Un an après la libération : 5 juin 1977-5 juin 1978 = One year after liberation : 5 June 1977-5 June 1978, [Victoria : Dept. of Administration and Information, Office of the President, Govt. of Seychelles, 1978?]
In English and French, this publication celebrates a year of independence in the Seychelles, and includes: Address by President Rene on Liberation Day 1978; To the heroes... and to the future (speech by President Rene); The aim is food self-sufficiency (speech by Minister of Agriculture and Land Use, Dr Maxime Ferrari); Seychelles development strategy; and photographs of the Liberation Day Parade.
Whose Rubicon? : report of a visit to South Africa by representatives of the British Churches, London : British Council of Churches in association with the Catholic Institute for International Relations, 1986.
Reports on a visit to South Africa in 1985, with chapters on the perception of Urban Blacks; Black views of white attitudes; Political considerations; and Economic factors; as well as reporting on the churches in South Africa, and suggesting tasks for the British Churches in support of the "oppressed black majority". Includes discussion of disinvestment.

Frank Chicane, The Church's Prophetic Witness against the Apartheid System in South Africa (25th February-8th April 1988), Johannesburg : South African Council of Churches, [1988?]

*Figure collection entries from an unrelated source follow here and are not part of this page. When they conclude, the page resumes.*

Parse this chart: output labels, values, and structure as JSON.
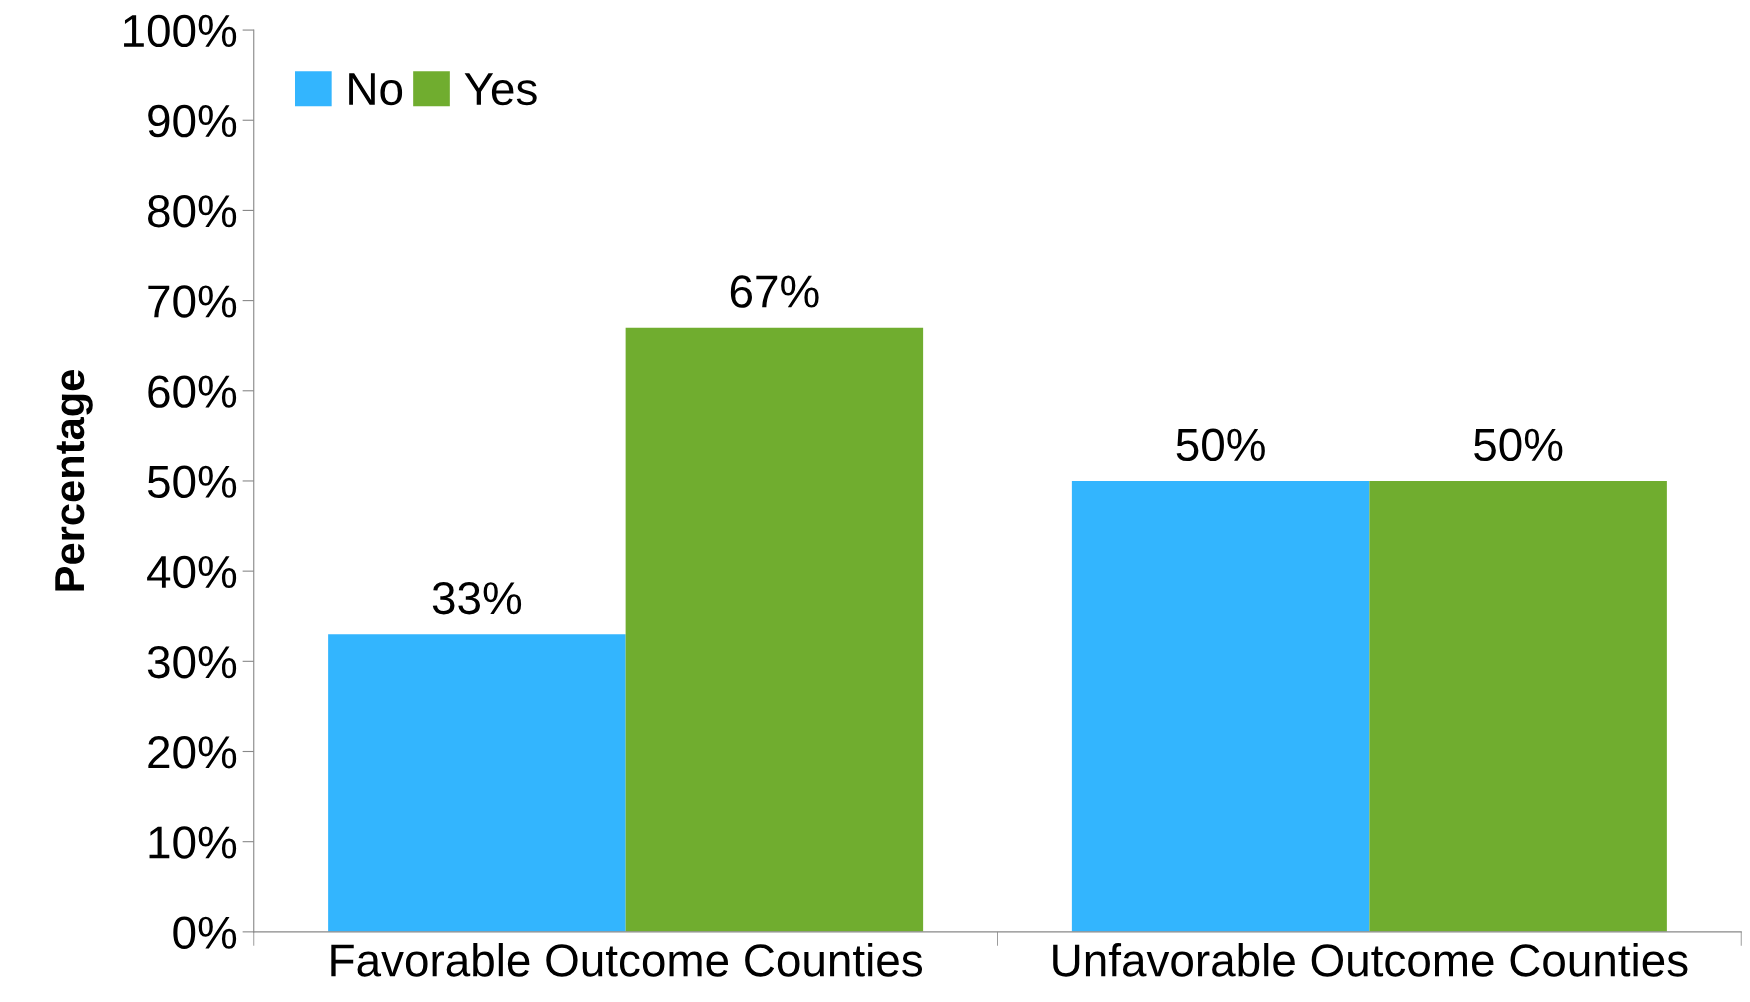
{
  "chart_data": {
    "type": "bar",
    "ylabel": "Percentage",
    "categories": [
      "Favorable Outcome Counties",
      "Unfavorable Outcome Counties"
    ],
    "series": [
      {
        "name": "No",
        "color": "#33b5fe",
        "values": [
          33,
          50
        ],
        "value_labels": [
          "33%",
          "50%"
        ]
      },
      {
        "name": "Yes",
        "color": "#70ad2f",
        "values": [
          67,
          50
        ],
        "value_labels": [
          "67%",
          "50%"
        ]
      }
    ],
    "ylim": [
      0,
      100
    ],
    "yticks": [
      {
        "value": 0,
        "label": "0%"
      },
      {
        "value": 10,
        "label": "10%"
      },
      {
        "value": 20,
        "label": "20%"
      },
      {
        "value": 30,
        "label": "30%"
      },
      {
        "value": 40,
        "label": "40%"
      },
      {
        "value": 50,
        "label": "50%"
      },
      {
        "value": 60,
        "label": "60%"
      },
      {
        "value": 70,
        "label": "70%"
      },
      {
        "value": 80,
        "label": "80%"
      },
      {
        "value": 90,
        "label": "90%"
      },
      {
        "value": 100,
        "label": "100%"
      }
    ],
    "grid": false,
    "legend": "top left"
  }
}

Describes actions by the South African church , after the banning of a number of non-violent and peaceful organisations, severe restictions on the Congress of South African Trade Unions (COSATU) and the Banning of 18 respected leaders of the Black community in the 24th of February 1988. Church leaders took part in a series of actions including statements, a march to parliament, meetings and letters, which are described in this book as well as South African government reaction. Appendices include copies of the Statement, Call to Action and letters to and from the government.